CLASCO announces a new peer-reviewed open access publication in Advanced Intelligent Systems on real-time surface quality monitoring in Direct Laser Interference Patterning (DLIP). The paper, titled “Entropy-Guided Convolutional Neural Network Classification of Sensor Signals for Real-Time Surface Quality Monitoring in Direct Laser Interference Patterning”, is authored by Marcelo Daniel Sallese, Ignacio Tabares, Wei Wang, Marcos Soldera, and Andrés Fabián Lasagni.
The study addresses the challenge of achieving consistent surface quality in DLIP by linking offline surface topography characterization with in situ sensor monitoring.
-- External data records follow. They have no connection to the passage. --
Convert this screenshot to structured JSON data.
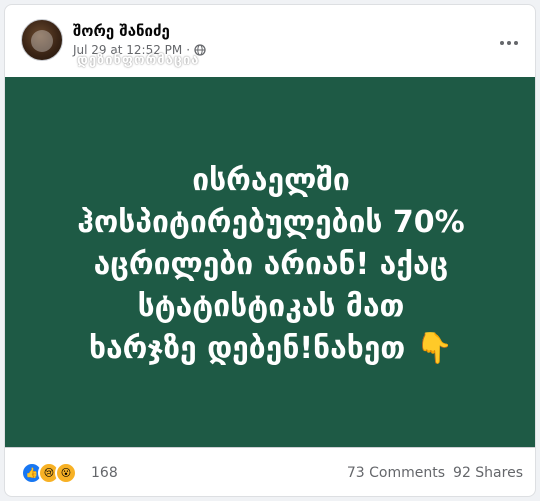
{
  "post": {
    "author": "შორე შანიძე",
    "timestamp": "Jul 29 at 12:52 PM",
    "separator": "·",
    "watermark": "დეზინფორმაცია",
    "text_lines": [
      "ისრაელში",
      "ჰოსპიტირებულების 70%",
      "აცრილები არიან! აქაც",
      "სტატისტიკას მათ",
      "ხარჯზე დებენ!ნახეთ 👇"
    ],
    "background_color": "#1e5a45"
  },
  "footer": {
    "reaction_count": "168",
    "comments": "73 Comments",
    "shares": "92 Shares",
    "reactions": [
      "like-icon",
      "sad-icon",
      "wow-icon"
    ]
  }
}
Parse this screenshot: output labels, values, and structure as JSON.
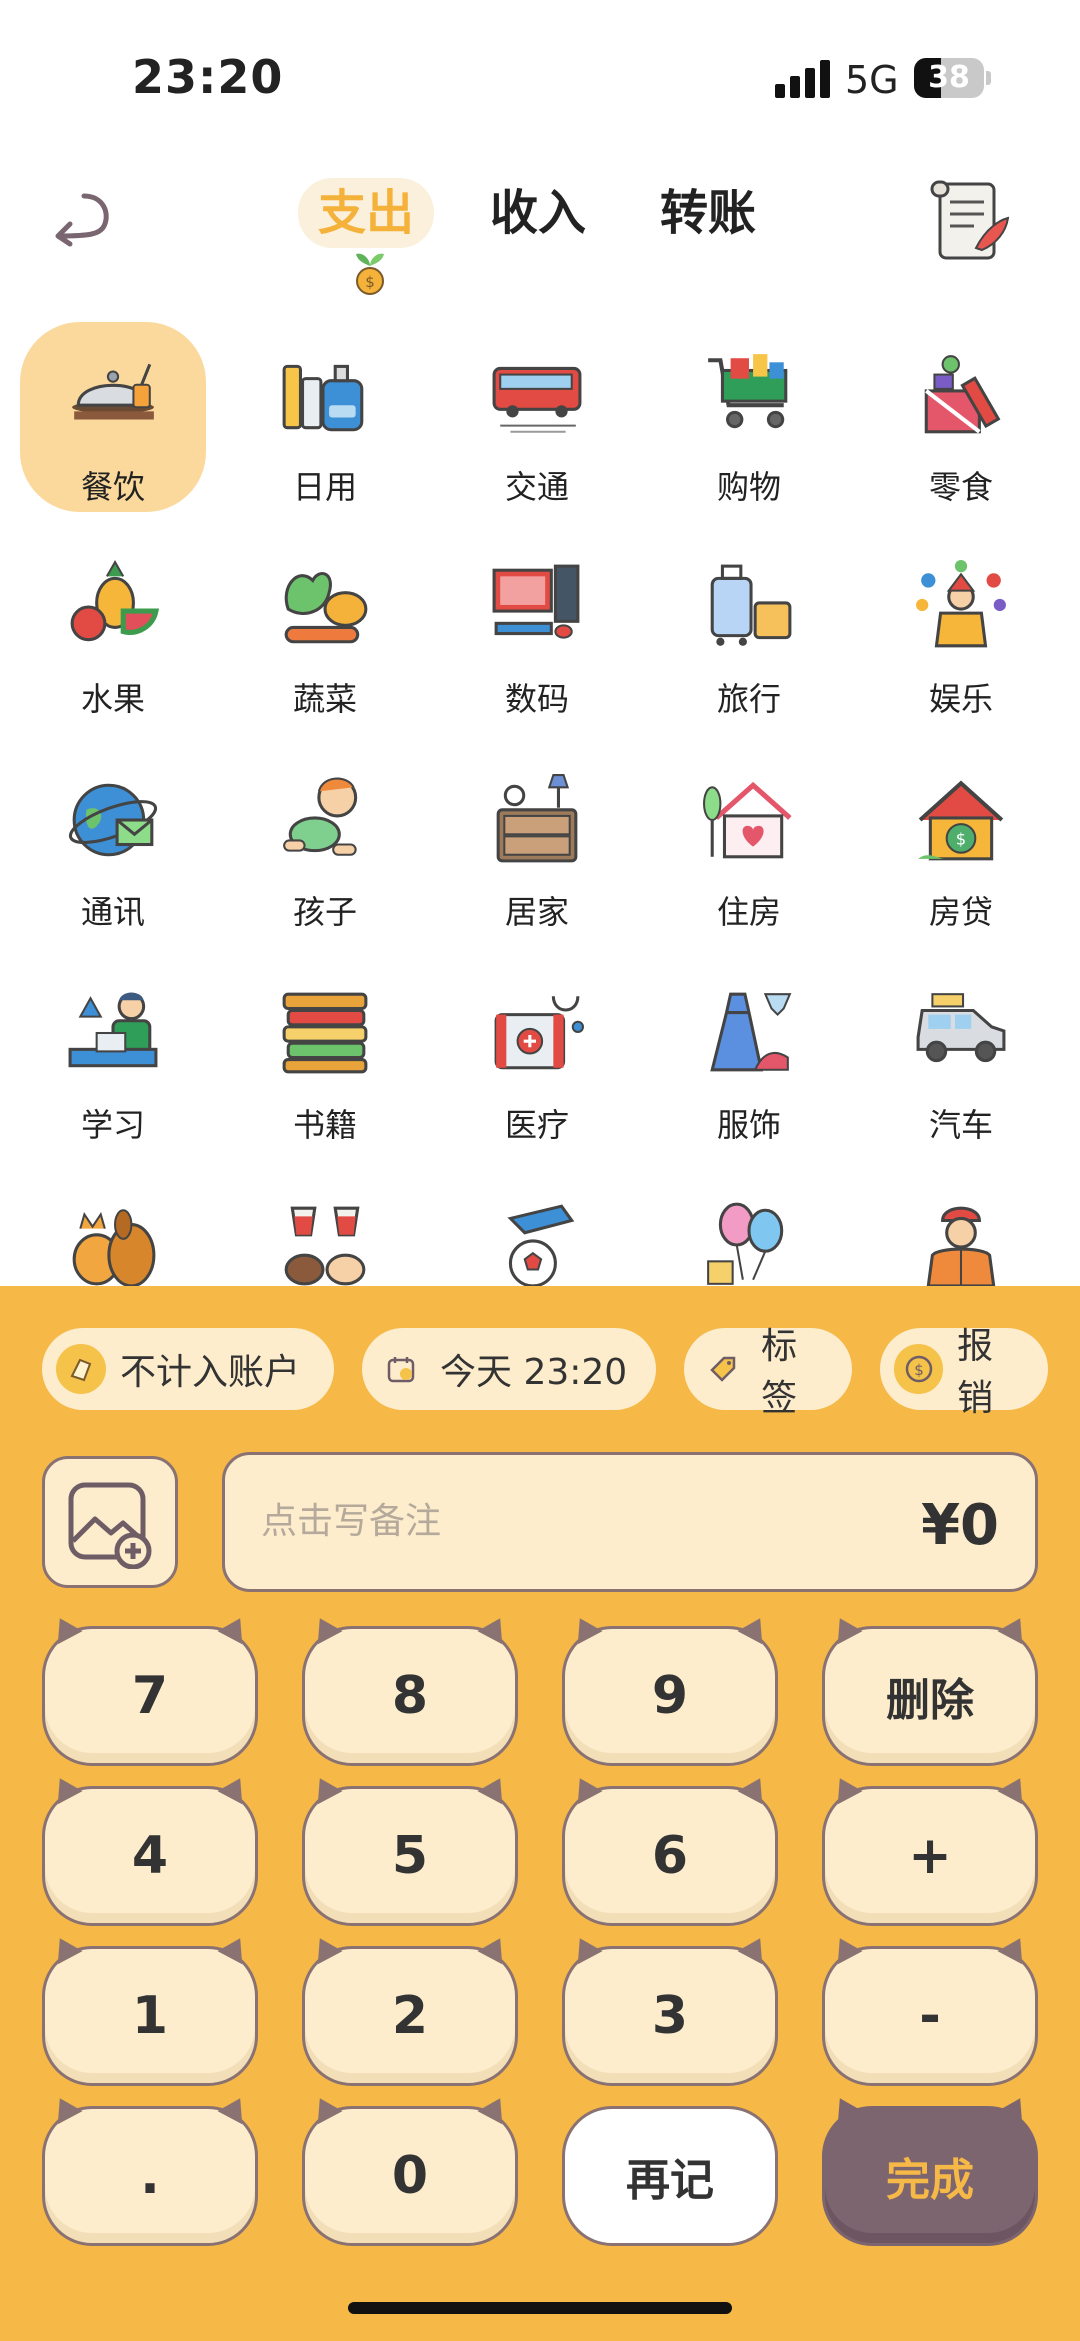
{
  "status": {
    "time": "23:20",
    "network": "5G",
    "battery": "38"
  },
  "header": {
    "back_icon": "undo-arrow-icon",
    "tabs": [
      {
        "label": "支出",
        "active": true
      },
      {
        "label": "收入",
        "active": false
      },
      {
        "label": "转账",
        "active": false
      }
    ],
    "bill_icon": "scroll-quill-icon"
  },
  "categories": [
    {
      "label": "餐饮",
      "icon": "dining-icon",
      "selected": true
    },
    {
      "label": "日用",
      "icon": "daily-use-icon"
    },
    {
      "label": "交通",
      "icon": "bus-icon"
    },
    {
      "label": "购物",
      "icon": "shopping-cart-icon"
    },
    {
      "label": "零食",
      "icon": "snack-gift-icon"
    },
    {
      "label": "水果",
      "icon": "fruit-icon"
    },
    {
      "label": "蔬菜",
      "icon": "vegetable-icon"
    },
    {
      "label": "数码",
      "icon": "computer-icon"
    },
    {
      "label": "旅行",
      "icon": "luggage-icon"
    },
    {
      "label": "娱乐",
      "icon": "juggler-icon"
    },
    {
      "label": "通讯",
      "icon": "globe-mail-icon"
    },
    {
      "label": "孩子",
      "icon": "baby-icon"
    },
    {
      "label": "居家",
      "icon": "cabinet-lamp-icon"
    },
    {
      "label": "住房",
      "icon": "house-heart-icon"
    },
    {
      "label": "房贷",
      "icon": "house-money-icon"
    },
    {
      "label": "学习",
      "icon": "study-icon"
    },
    {
      "label": "书籍",
      "icon": "books-icon"
    },
    {
      "label": "医疗",
      "icon": "medical-kit-icon"
    },
    {
      "label": "服饰",
      "icon": "dress-icon"
    },
    {
      "label": "汽车",
      "icon": "car-icon"
    },
    {
      "label": "",
      "icon": "pets-icon"
    },
    {
      "label": "",
      "icon": "toast-icon"
    },
    {
      "label": "",
      "icon": "sports-icon"
    },
    {
      "label": "",
      "icon": "balloons-icon"
    },
    {
      "label": "",
      "icon": "worker-icon"
    }
  ],
  "chips": [
    {
      "label": "不计入账户",
      "icon": "wallet-icon"
    },
    {
      "label": "今天 23:20",
      "icon": "calendar-icon"
    },
    {
      "label": "标签",
      "icon": "tag-icon"
    },
    {
      "label": "报销",
      "icon": "coin-icon"
    }
  ],
  "memo": {
    "placeholder": "点击写备注",
    "amount": "¥0",
    "image_icon": "add-image-icon"
  },
  "keypad": {
    "row1": [
      "7",
      "8",
      "9",
      "删除"
    ],
    "row2": [
      "4",
      "5",
      "6",
      "+"
    ],
    "row3": [
      "1",
      "2",
      "3",
      "-"
    ],
    "row4": [
      ".",
      "0",
      "再记",
      "完成"
    ]
  },
  "colors": {
    "accent": "#f6b846",
    "active_tab": "#f5b23a",
    "done": "#7d6570",
    "key": "#fdedcd"
  }
}
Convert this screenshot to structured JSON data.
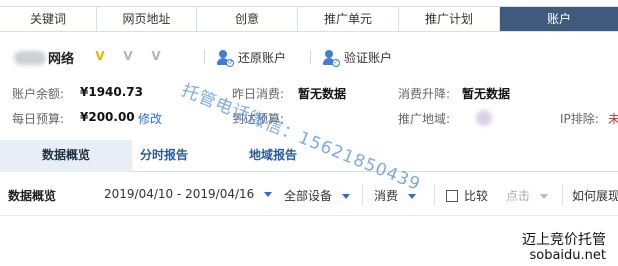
{
  "top_tabs": [
    {
      "label": "关键词",
      "active": false
    },
    {
      "label": "网页地址",
      "active": false
    },
    {
      "label": "创意",
      "active": false
    },
    {
      "label": "推广单元",
      "active": false
    },
    {
      "label": "推广计划",
      "active": false
    },
    {
      "label": "账户",
      "active": true
    }
  ],
  "account": {
    "name": "网络",
    "badges": [
      "V",
      "V",
      "V"
    ],
    "actions": {
      "restore": "还原账户",
      "verify": "验证账户"
    }
  },
  "info": {
    "balance_label": "账户余额:",
    "balance_value": "¥1940.73",
    "yesterday_label": "昨日消费:",
    "yesterday_value": "暂无数据",
    "rise_label": "消费升降:",
    "rise_value": "暂无数据",
    "budget_label": "每日预算:",
    "budget_value": "¥200.00",
    "budget_edit": "修改",
    "reach_label": "到达预算:",
    "region_label": "推广地域:",
    "ip_label": "IP排除:",
    "ip_value": "未"
  },
  "sub_tabs": [
    {
      "label": "数据概览",
      "active": true
    },
    {
      "label": "分时报告",
      "active": false
    },
    {
      "label": "地域报告",
      "active": false
    }
  ],
  "filters": {
    "section_title": "数据概览",
    "date_range": "2019/04/10 - 2019/04/16",
    "device": "全部设备",
    "metric": "消费",
    "compare": "比较",
    "point": "点击",
    "howto": "如何展现"
  },
  "watermark": "托管电话微信：15621850439",
  "brand": {
    "line1": "迈上竞价托管",
    "line2": "sobaidu.net"
  },
  "colors": {
    "active_tab_bg": "#3e5b7e",
    "link": "#2a6fd6",
    "badge_gold": "#e8b400",
    "badge_grey": "#b5b5b5"
  }
}
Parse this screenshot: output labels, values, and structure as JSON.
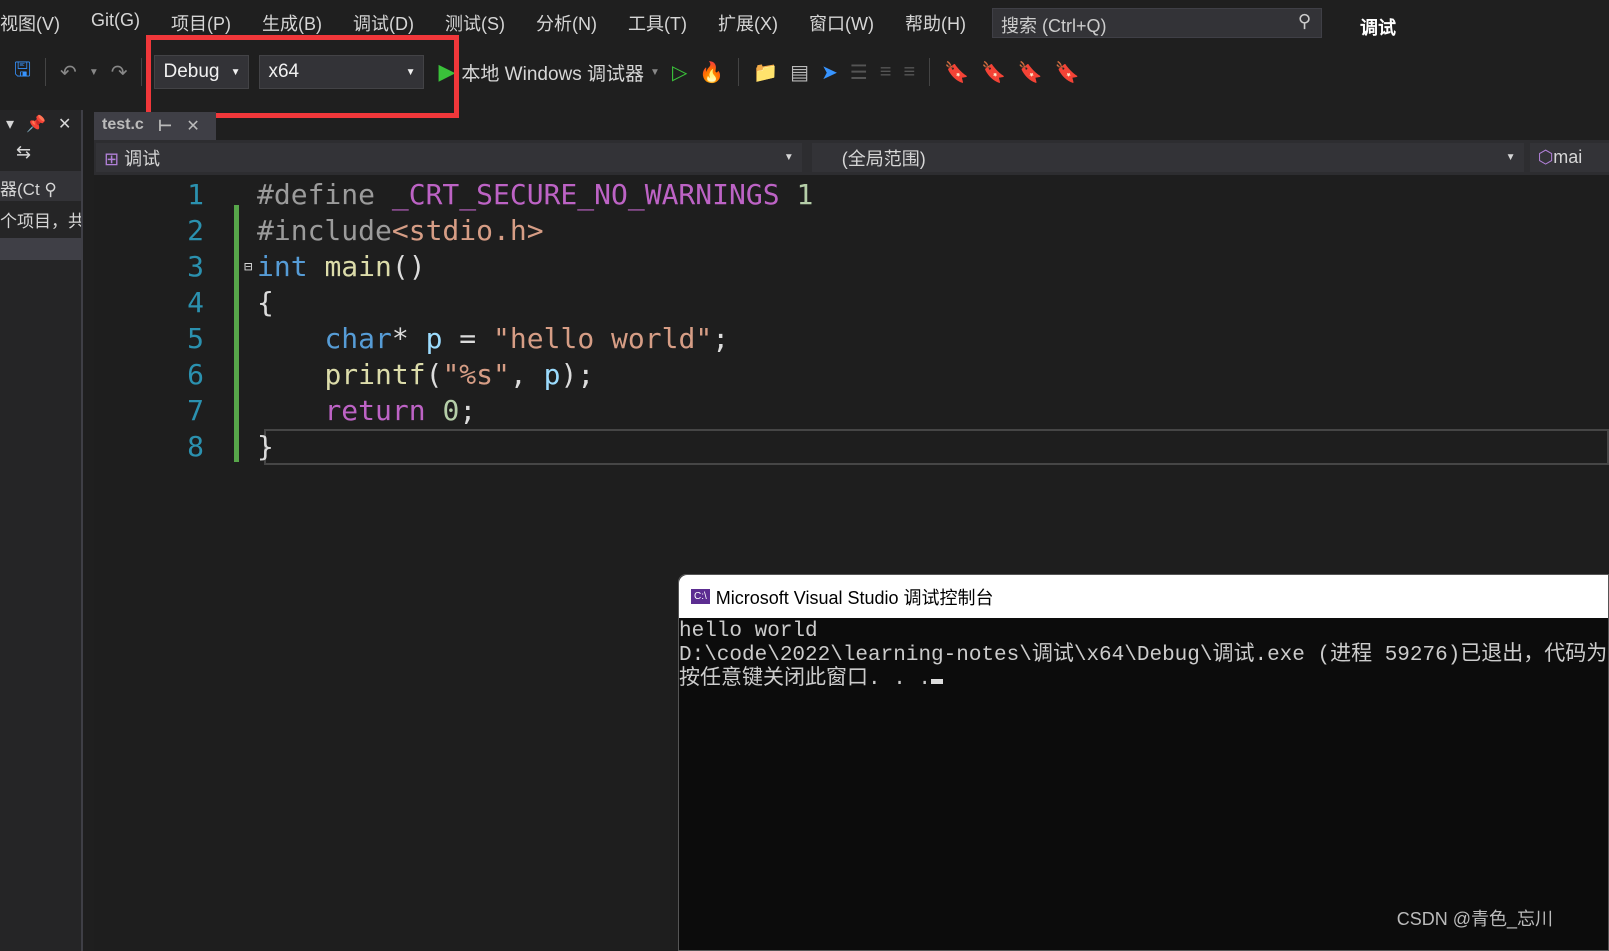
{
  "menu": [
    "视图(V)",
    "Git(G)",
    "项目(P)",
    "生成(B)",
    "调试(D)",
    "测试(S)",
    "分析(N)",
    "工具(T)",
    "扩展(X)",
    "窗口(W)",
    "帮助(H)"
  ],
  "search": {
    "placeholder": "搜索 (Ctrl+Q)"
  },
  "window_title": "调试",
  "toolbar": {
    "config": "Debug",
    "platform": "x64",
    "run_label": "本地 Windows 调试器"
  },
  "left_panel": {
    "search_text": "器(Ct",
    "info": "个项目，共"
  },
  "tab": {
    "name": "test.c"
  },
  "nav": {
    "project": "调试",
    "scope": "(全局范围)",
    "member": "mai"
  },
  "code": {
    "line_numbers": [
      "1",
      "2",
      "3",
      "4",
      "5",
      "6",
      "7",
      "8"
    ]
  },
  "console": {
    "title": "Microsoft Visual Studio 调试控制台",
    "lines": [
      "hello world",
      "D:\\code\\2022\\learning-notes\\调试\\x64\\Debug\\调试.exe (进程 59276)已退出，代码为",
      "按任意键关闭此窗口. . ."
    ]
  },
  "watermark": "CSDN @青色_忘川",
  "colors": {
    "highlight": "#f0373a",
    "accent": "#569cd6"
  }
}
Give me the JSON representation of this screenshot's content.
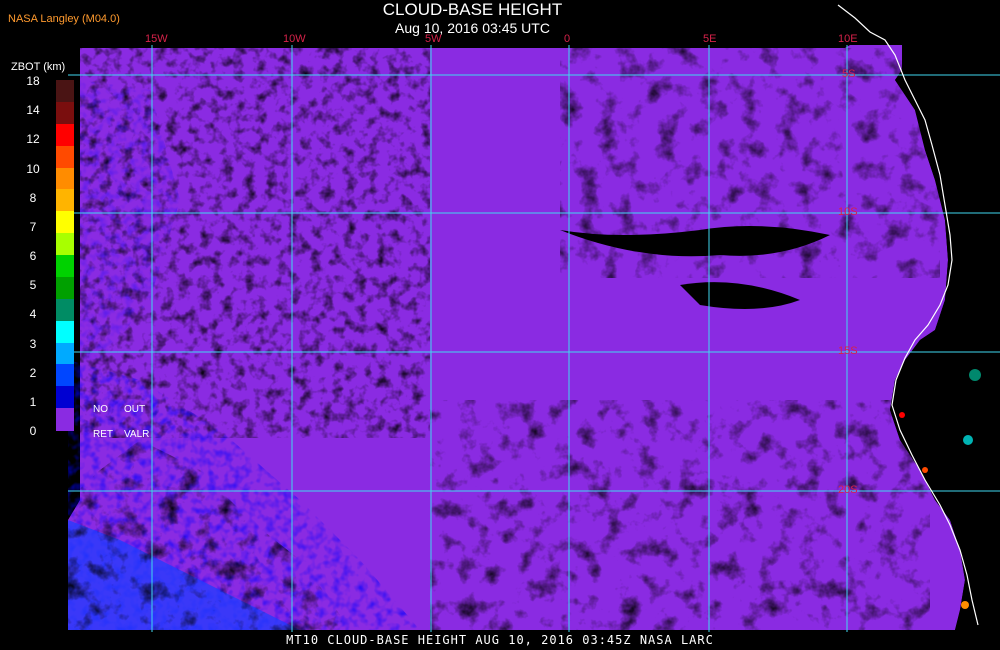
{
  "header": {
    "title": "CLOUD-BASE HEIGHT",
    "subtitle": "Aug 10, 2016 03:45 UTC",
    "credit": "NASA Langley (M04.0)"
  },
  "footer": {
    "text": "MT10  CLOUD-BASE HEIGHT   AUG 10, 2016 03:45Z   NASA LARC"
  },
  "legend": {
    "unit": "ZBOT (km)",
    "ticks": [
      "18",
      "14",
      "12",
      "10",
      "8",
      "7",
      "6",
      "5",
      "4",
      "3",
      "2",
      "1",
      "0"
    ],
    "colors": [
      "#4a1414",
      "#7a0e0e",
      "#ff0000",
      "#ff4a00",
      "#ff8c00",
      "#ffb400",
      "#ffff00",
      "#a8ff00",
      "#00d200",
      "#00a000",
      "#008c64",
      "#00ffff",
      "#00aaff",
      "#0046ff",
      "#0000d2",
      "#8a2be2"
    ],
    "no_ret": [
      "NO",
      "RET"
    ],
    "out_valr": [
      "OUT",
      "VALR"
    ]
  },
  "grid": {
    "lon_labels": [
      "15W",
      "10W",
      "5W",
      "0",
      "5E",
      "10E"
    ],
    "lat_labels": [
      "5S",
      "10S",
      "15S",
      "20S"
    ],
    "line_color": "#40d8f0",
    "coast_color": "#ffffff"
  },
  "palette": {
    "low_cloud": "#8a2be2",
    "mid_cloud": "#0000ff",
    "clear": "#000000"
  }
}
White light interferometry (WLI) images are analyzed in the frequency domain to compute spectral entropy as a quantitative indicator of texture order. Based on entropy values, unsupervised clustering assigns OK and NOK quality labels without manual annotation. These labels are then transferred to time-resolved photodiode signals recorded during processing, together with key laser parameters. A supervised 1D convolutional neural network is trained to predict surface quality using only the sensor signals and process inputs, enabling predictive assessment during fabrication.
Key outputs of the paper include:
An unsupervised entropy-based labeling method that classifies DLIP surface quality from WLI images without manual scoring.
A sensor-driven 1D-CNN model that predicts OK/NOK quality from photodiode signals and laser parameters.
A reported classification accuracy of 90%, supporting real-time quality assurance without post-process metrology.